Axie Infinity, the developer of the popular blockchain game, is working on expanding the Ronin network, as well as improving its security, according to the news. This second-tier Ethereum blockchain solution avoids high commissions when exchanging NFT earned in the game, for which new network nodes will be launched.

DappRadar also noted the Sandbox multiverse is rapidly gaining popularity in China.

DappRadar: Key Takeaways

We have compiled some interesting insights from recent DappRadar reports:

  • While NFT Trading Volume and Transaction Count have receded by a third from Q1, interest in regions like North America, Oceania, and some parts of Europe remains high.
  • Axie Infinity is the top searched NFT collection in 112 countries.
  • Blockchain games transactions defied the bear market and grew by 9.51% since Q1.
  • Investments into games and metaverse projects remain constant at $2.5 billion invested in Q1 and Q2.
  • Game decentralized applications (dApps) currently account for 52% of the blockchain industry.
  • Early players such as YGG have earned remarkable profits due to their early access to seed funding.
  • VC investments remain strong, with $2.5 billion committed in Q2. Total 2022 investment is already outpacing the 2021 total by 33%.
  • Splinterlands remains the most played blockchain game with a daily average of 283,729 Unique Active Wallets (UAW) during Q2. Due to a revamp of the reward structure, the game saw 61% fewer UAWs in June.
  • Despite a reduction of 29% in organic sales of NFTs since Q1, gaming NFTs saw a 19% increase in sales count year-over-year.
  • Virtual Worlds’ NFT trading volume is up by 97%, and sales have increased by 27% since last quarter.
  • NFT blue-chip collections appreciated in June, proving their status as assets capable of storing value.

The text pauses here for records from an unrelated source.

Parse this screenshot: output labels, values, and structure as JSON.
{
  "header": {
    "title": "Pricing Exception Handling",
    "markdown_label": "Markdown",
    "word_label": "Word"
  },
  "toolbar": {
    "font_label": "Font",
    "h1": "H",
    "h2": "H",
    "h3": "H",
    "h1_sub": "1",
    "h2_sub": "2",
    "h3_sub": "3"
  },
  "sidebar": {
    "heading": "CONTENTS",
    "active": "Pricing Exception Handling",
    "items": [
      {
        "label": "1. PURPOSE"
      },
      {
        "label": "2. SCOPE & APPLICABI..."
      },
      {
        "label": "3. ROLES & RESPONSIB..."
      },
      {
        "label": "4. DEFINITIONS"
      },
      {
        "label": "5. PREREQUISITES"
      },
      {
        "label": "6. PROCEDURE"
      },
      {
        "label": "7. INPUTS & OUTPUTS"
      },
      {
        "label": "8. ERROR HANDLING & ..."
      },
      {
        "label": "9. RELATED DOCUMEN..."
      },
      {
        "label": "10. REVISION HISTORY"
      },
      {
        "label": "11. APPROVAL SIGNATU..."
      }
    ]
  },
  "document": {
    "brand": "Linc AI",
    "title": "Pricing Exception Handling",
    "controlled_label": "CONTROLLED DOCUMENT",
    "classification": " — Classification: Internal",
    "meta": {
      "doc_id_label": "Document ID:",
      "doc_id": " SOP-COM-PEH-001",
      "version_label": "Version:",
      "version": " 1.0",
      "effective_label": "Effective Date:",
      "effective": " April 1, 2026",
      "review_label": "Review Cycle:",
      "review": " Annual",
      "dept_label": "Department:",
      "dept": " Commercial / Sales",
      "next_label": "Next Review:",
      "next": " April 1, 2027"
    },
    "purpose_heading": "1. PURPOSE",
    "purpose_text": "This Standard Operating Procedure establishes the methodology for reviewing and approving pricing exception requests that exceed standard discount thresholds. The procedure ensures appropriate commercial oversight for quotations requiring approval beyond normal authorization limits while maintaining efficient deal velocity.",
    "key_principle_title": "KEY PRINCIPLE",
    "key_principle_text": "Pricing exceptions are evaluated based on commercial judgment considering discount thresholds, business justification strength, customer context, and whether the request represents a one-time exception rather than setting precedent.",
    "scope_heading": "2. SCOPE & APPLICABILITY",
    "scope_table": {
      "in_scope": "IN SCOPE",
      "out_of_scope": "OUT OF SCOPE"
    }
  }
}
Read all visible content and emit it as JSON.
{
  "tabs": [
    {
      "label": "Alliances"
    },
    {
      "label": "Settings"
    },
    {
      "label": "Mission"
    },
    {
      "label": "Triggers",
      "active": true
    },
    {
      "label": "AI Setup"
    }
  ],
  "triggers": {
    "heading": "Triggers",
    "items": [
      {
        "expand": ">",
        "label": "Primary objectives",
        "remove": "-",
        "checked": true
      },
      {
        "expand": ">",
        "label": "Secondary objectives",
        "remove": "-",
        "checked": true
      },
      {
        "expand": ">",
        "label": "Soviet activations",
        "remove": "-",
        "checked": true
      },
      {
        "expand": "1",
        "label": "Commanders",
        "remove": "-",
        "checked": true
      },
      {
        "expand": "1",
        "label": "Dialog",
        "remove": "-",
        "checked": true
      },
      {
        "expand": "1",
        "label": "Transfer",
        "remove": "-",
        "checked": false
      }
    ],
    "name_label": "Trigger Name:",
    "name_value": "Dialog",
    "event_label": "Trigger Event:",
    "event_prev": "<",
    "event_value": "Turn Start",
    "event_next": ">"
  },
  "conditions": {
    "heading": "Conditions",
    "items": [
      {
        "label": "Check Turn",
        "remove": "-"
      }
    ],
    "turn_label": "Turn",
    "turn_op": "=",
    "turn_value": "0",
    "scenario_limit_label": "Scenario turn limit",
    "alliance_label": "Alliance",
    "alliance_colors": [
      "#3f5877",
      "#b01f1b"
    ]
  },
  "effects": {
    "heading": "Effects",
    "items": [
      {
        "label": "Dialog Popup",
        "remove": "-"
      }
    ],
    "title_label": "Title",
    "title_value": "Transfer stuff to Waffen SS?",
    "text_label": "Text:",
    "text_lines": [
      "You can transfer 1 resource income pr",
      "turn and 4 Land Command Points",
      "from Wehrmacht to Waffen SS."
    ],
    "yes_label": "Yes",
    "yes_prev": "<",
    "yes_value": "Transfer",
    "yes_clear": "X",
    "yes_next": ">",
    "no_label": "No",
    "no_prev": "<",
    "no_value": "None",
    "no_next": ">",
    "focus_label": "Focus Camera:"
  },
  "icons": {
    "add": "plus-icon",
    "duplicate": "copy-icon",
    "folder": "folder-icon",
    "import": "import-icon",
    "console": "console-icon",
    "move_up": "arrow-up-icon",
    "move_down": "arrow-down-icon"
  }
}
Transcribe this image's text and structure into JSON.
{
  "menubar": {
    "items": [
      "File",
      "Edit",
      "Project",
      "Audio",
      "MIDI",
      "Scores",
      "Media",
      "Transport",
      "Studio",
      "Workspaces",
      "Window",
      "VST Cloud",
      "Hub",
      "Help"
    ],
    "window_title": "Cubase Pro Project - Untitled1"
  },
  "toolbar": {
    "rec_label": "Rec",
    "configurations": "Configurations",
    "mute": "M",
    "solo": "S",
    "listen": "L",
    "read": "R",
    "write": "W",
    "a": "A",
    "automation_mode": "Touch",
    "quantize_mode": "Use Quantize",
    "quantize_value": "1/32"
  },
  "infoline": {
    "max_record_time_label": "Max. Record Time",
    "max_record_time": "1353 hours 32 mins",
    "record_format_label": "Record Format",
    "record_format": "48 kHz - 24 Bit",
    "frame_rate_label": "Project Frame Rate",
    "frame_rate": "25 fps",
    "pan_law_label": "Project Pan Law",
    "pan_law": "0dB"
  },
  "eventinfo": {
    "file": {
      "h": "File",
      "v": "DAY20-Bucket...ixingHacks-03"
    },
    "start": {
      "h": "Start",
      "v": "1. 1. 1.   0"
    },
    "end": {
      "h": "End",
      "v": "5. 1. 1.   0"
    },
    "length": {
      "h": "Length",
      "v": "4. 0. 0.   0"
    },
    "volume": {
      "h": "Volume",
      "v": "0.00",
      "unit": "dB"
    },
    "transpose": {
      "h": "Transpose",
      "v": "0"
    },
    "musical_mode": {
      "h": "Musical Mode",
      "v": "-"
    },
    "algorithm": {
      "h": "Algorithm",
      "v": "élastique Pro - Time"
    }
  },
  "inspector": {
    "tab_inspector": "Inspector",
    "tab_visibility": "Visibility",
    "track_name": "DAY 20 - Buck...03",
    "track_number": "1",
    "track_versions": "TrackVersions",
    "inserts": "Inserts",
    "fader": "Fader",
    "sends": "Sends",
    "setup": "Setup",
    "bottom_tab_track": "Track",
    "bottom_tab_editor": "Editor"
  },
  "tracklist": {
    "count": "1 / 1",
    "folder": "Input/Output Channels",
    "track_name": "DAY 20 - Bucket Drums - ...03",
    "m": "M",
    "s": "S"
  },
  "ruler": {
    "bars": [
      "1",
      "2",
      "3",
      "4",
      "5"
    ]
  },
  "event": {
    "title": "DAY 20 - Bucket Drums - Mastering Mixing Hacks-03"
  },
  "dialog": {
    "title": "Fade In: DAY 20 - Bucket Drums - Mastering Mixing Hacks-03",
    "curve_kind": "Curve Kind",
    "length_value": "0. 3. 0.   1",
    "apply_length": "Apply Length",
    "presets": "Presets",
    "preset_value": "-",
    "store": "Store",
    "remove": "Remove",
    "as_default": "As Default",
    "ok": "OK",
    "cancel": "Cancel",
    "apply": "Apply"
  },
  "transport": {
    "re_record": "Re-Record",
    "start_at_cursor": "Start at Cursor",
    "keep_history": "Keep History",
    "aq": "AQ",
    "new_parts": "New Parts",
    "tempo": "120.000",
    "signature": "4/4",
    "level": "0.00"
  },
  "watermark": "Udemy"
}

Forecast For The Future Of GameFi

At the end of July, two other remarkable reports were also released, the data overlapping and confirming the report from DappRadar.

Blockchain-based games are going to be one of the best ways to attract new users to crypto because of the severe recession in the cryptocurrency market, according to experts from analytics company Absolute Reports.

Absolute Reports published its forecast for the rapid growth of the GameFi industry over the next six years. The NFT-based industry (Play-to-Earn NFT Games Market) will grow to $2.8 billion from 2022 to 2028. Moreover, the industry’s annual market capitalization growth rate will be 20.4% over the same six-year period. 

According to Absolute Reports’ forecast report, the recession has left a few dozen projects in the cryptocurrency market that can continue driving the GameFi industry. Analysts singled out companies like Decentraland, Dapper Labs, Sky Mavis, The Sandbox and Immutable in the first place.

The Rich Get Richer, The Poor Get Poorer

Another interesting study was published by Civic Science, which states that low-income investors have sold the most cryptocurrency assets lately. However, 54% of cryptocurrency owners have weathered the storm by not cashing out their crypto assets. So who are these lucky people?

Through a survey of 1,000 investors, Civic Science concluded that most cryptocurrency holders with incomes over $150,000 a year kept their crypto assets during the market crash. Whereas, people with less income showed nervousness and lack of safety margin, they were forced to sell their crypto at a loss.

Thus, the lack of a good current income blocks the opportunity to implement an investor’s long-term strategy, leading to an even greater loss of money when investing than if such a person had not invested. Experts state the truth of life: during the crypto winter, money is gradually distributed from small ruined investors into the hands of large cryptocurrency holders.